Financial Times: La situation difficile de Sandulovic jette l'ombre sur le régime de Vuciki

Lorsque le politicien d'opposition serbe Nikola Sandulovic a posté une vidéo s'excusant pour les crimes de guerre de son pays au Kosovo, la police secrète l'a arrêté et battu, selon les avocats et sa famille. Sandulovic affirme que, le 3 janvier, un van noir est entré dans sa maison et a pris [...]
Lorsque le politicien d'opposition serbe Nikola Sandulovic a posté une vidéo s'excusant pour les crimes de guerre de son pays au Kosovo, la police secrète l'a arrêté et battu, selon les avocats et sa famille.
Sandulovic affirme que le 3 janvier, un fourgon noir est entré dans sa maison et l'a emmené au quartier général de l'Agence de renseignement de sécurité (BIA), où il dit avoir été battu par environ 15 agents du gouvernement. Il est revenu dans une situation critique le lendemain et a été admis à l'hôpital peu avant d'être transféré en prison et retiré du monde extérieur, rapporte “Financial Times”.
L'équipe juridique de Sandulovic à Belgrade et à Londres a déposé une plainte auprès du Comité contre la torture des Nations Unies au début de cette semaine, affirmant que leur client s'était vu refuser la procédure judiciaire régulière ou des soins médicaux adéquats et que sa vie pouvait être en danger.

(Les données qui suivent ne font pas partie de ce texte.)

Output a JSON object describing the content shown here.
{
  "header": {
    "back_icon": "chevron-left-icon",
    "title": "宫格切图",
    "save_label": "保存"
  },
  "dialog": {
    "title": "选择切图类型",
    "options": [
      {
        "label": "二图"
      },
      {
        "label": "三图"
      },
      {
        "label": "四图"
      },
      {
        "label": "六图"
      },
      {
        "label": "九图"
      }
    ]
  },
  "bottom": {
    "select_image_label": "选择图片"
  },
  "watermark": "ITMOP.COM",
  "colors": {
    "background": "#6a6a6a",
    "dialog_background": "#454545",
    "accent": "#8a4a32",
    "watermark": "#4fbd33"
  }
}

BIA a confirmé que Sandulovic était en détention pour incitation à la haine ethnique, mais a nié que toute violence ait été exercée contre lui.
Sa situation a jeté l'ombre sur la règle du président nationaliste Allexander Vuciq, dont la réélection récente a suscité de nombreuses protestations contre des allégations de fraude électorale et un glissement vers l'autocratie. Bruxelles et Londres ont demandé à leur gouvernement de plus amples informations sur cet incident.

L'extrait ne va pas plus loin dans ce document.